The Turkish parliament, currently on summer recess, will convene extraordinarily on August 15 to host Palestinian President Mahmoud Abbas.

Following the assassination of Hamas leader Ismail Haniyeh in Tehran on July 31, Abbas has regained power in Palestinian politics.

Before meeting with President Tayyip Erdoğan in Ankara and addressing the Parliament, he will also meet with President Vladimir Putin in Moscow.
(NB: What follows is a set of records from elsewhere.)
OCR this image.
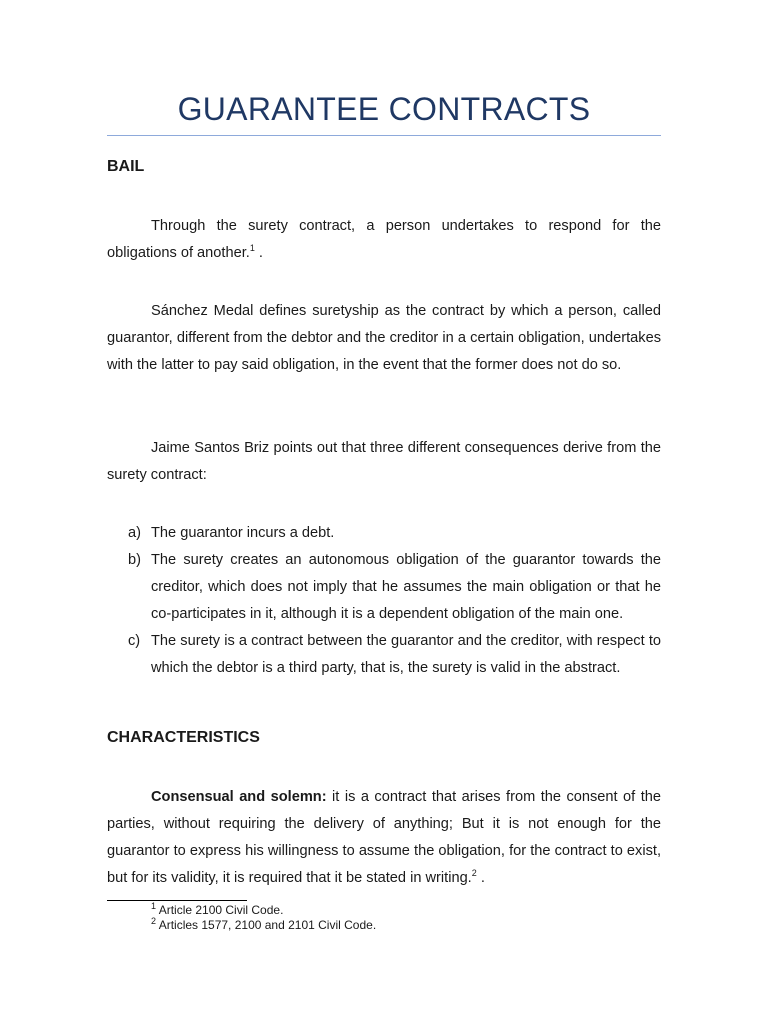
GUARANTEE CONTRACTS
BAIL

Through the surety contract, a person undertakes to respond for the obligations of another.$^1$ .

Sánchez Medal defines suretyship as the contract by which a person, called guarantor, different from the debtor and the creditor in a certain obligation, undertakes with the latter to pay said obligation, in the event that the former does not do so.

Jaime Santos Briz points out that three different consequences derive from the surety contract:

a) The guarantor incurs a debt.
b) The surety creates an autonomous obligation of the guarantor towards the creditor, which does not imply that he assumes the main obligation or that he co-participates in it, although it is a dependent obligation of the main one.
c) The surety is a contract between the guarantor and the creditor, with respect to which the debtor is a third party, that is, the surety is valid in the abstract.
CHARACTERISTICS

Consensual and solemn: it is a contract that arises from the consent of the parties, without requiring the delivery of anything; But it is not enough for the guarantor to express his willingness to assume the obligation, for the contract to exist, but for its validity, it is required that it be stated in writing.$^2$ .

$^1$ Article 2100 Civil Code.

$^2$ Articles 1577, 2100 and 2101 Civil Code.
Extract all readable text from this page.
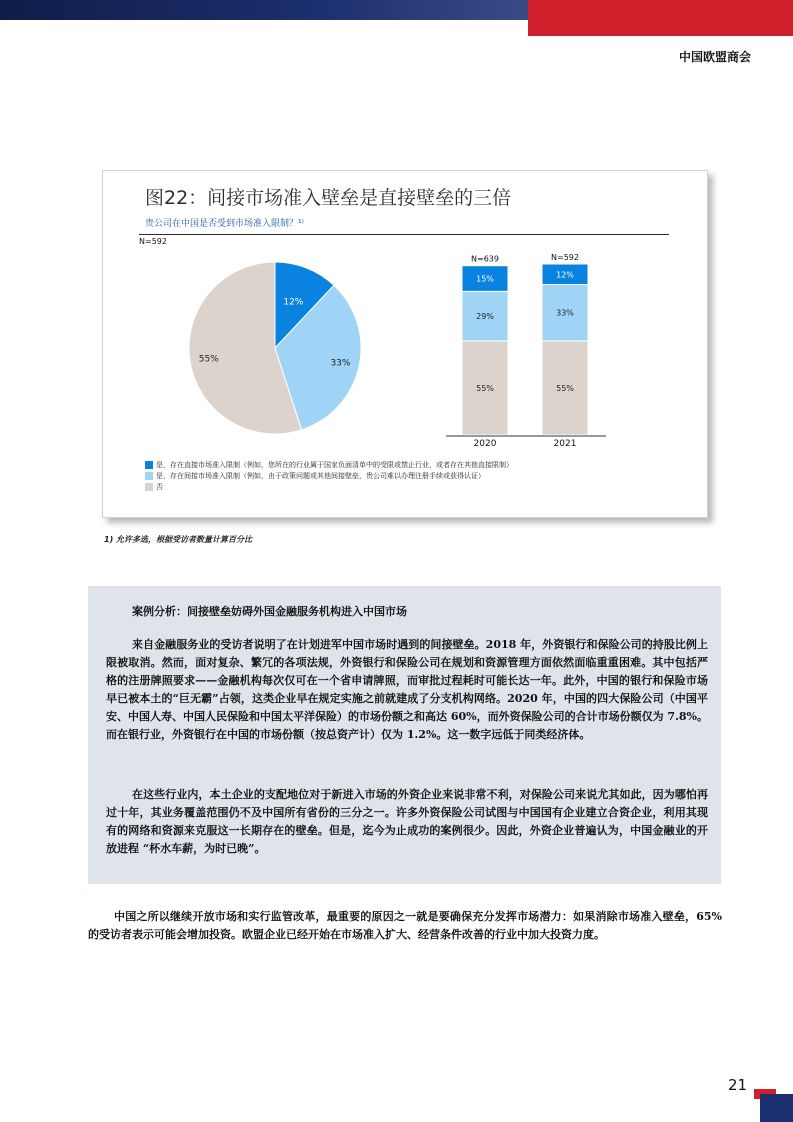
中国欧盟商会
图22：间接市场准入壁垒是直接壁垒的三倍
贵公司在中国是否受到市场准入限制？¹⁾
N=592
12%
33%
55%
55%
29%
15%
N=639
2020
55%
33%
12%
N=592
2021
是，存在直接市场准入限制（例如，您所在的行业属于国家负面清单中的受限或禁止行业，或者存在其他直接限制）
是，存在间接市场准入限制（例如，由于政策问题或其他间接壁垒，贵公司难以办理注册手续或获得认证）
否
1) 允许多选，根据受访者数量计算百分比
案例分析：间接壁垒妨碍外国金融服务机构进入中国市场

来自金融服务业的受访者说明了在计划进军中国市场时遇到的间接壁垒。2018 年，外资银行和保险公司的持股比例上限被取消。然而，面对复杂、繁冗的各项法规，外资银行和保险公司在规划和资源管理方面依然面临重重困难。其中包括严格的注册牌照要求——金融机构每次仅可在一个省申请牌照，而审批过程耗时可能长达一年。此外，中国的银行和保险市场早已被本土的“巨无霸”占领，这类企业早在规定实施之前就建成了分支机构网络。2020 年，中国的四大保险公司（中国平安、中国人寿、中国人民保险和中国太平洋保险）的市场份额之和高达 60%，而外资保险公司的合计市场份额仅为 7.8%。 而在银行业，外资银行在中国的市场份额（按总资产计）仅为 1.2%。这一数字远低于同类经济体。

在这些行业内，本土企业的支配地位对于新进入市场的外资企业来说非常不利，对保险公司来说尤其如此，因为哪怕再过十年，其业务覆盖范围仍不及中国所有省份的三分之一。许多外资保险公司试图与中国国有企业建立合资企业，利用其现有的网络和资源来克服这一长期存在的壁垒。但是，迄今为止成功的案例很少。因此，外资企业普遍认为，中国金融业的开放进程 “杯水车薪，为时已晚”。

中国之所以继续开放市场和实行监管改革，最重要的原因之一就是要确保充分发挥市场潜力：如果消除市场准入壁垒，65% 的受访者表示可能会增加投资。欧盟企业已经开始在市场准入扩大、经营条件改善的行业中加大投资力度。

21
This will be an important contact at a time when the US is turning the Eastern Mediterranean and Persian Gulf into an arms depot to support Israel and pressure Iran.

This visit will also provide a foundation – if it can be used – for a new test of democracy and rule of law for Türkiye and the AKP.

Legal standoff: Can Atalay case

Can Atalay’s election as a TİP Hatay Deputy on May 14, 2023, while sentenced to 18 years in prison in the Gezi Trial, had led to a judicial duel between the Constitutional Court and the Supreme Court.

In a political environment where MHP leader Devlet Bahçeli and President Erdoğan’s Chief Legal Advisor Mehmet Uçum supported the Supreme Court, AKP’s Deputy Parliament Speaker Bekir Bozdağ announced that Atalay could not become a deputy by reading the Supreme Court decision from the TBMM podium in a controversial session.

Neither Türkiye, nor the TBMM, nor the AKP could pass that test that day.

However, the situation changed with the publication of the reasoning for the Constitutional Court’s decision taken on December 27, 2023, in the Official Gazette on August 1. Now, TİP wants this Constitutional Court decision to be read from the Parliament podium and the Supreme Court’s decision that he cannot serve as a deputy to be considered “null and void.”

Eyes on Parliamentary Speaker

Following the ruling, a delegation of TİP lawmakers visited Turkish Parliament’s Speaker Numan Kurtulmuş on Aug. 9.

TİP leader Erkan Baş, Sera Kadıgil, and Ahmet Şık, who requested a meeting on this issue held a 40-minute meeting with Kurtulmuş.

They requested the parliament to be convened and discussed the issue of Atalay’s parliamentary status.

After the meeting, Baş said that Kurtulmuş asked them, “Can it be on August 16?” and that they emphasized the importance of reactivating Atalay’s parliamentary registration before Abbas’s speech, giving the message “the Parliament cannot act as if the Constitutional Court decision doesn’t exist.”

What can be interpreted from these words is that Numan Kurtulmuş did not approach the issue with an initial tendency to reject; his discussion of the matter with the TİP members without rushing also shows this.

Kurtulmuş had Atalay’s name read from the podium at the 2023 Parliament opening and allowed him to be written as a member of the TBMM Human Rights Commission, for example.

The test for Türkiye and the AKP

Of course, this also gives room for maneuver to gain time and hold consultative meetings if necessary. Will Kurtulmuş consider President Erdoğan and internal AKP balances when making his decision? Will he also evaluate August 15 as a test of pluralist democracy and rule of law?

And let’s see how the MHP will try to obstruct this process. MHP Deputy Chairman Semih Yalçın already announced that they will not participate in the call to be held in the Turkish Grand National Assembly for Can Atalay.

They say that CHP, DEM Party, Saadet Party groups will support the call for an extraordinary meeting, along with DEVA, EMEP, and DP; indeed, this call was made in the afternoon hours.

As shown by AKP’s Tuğrul Türkeş’s prison visit to Osman Kavala and the Gezi protesters, there is no homogeneous view within the AK Party regarding the concepts of pluralist democracy and rule of law.

The problem is who will pass the test.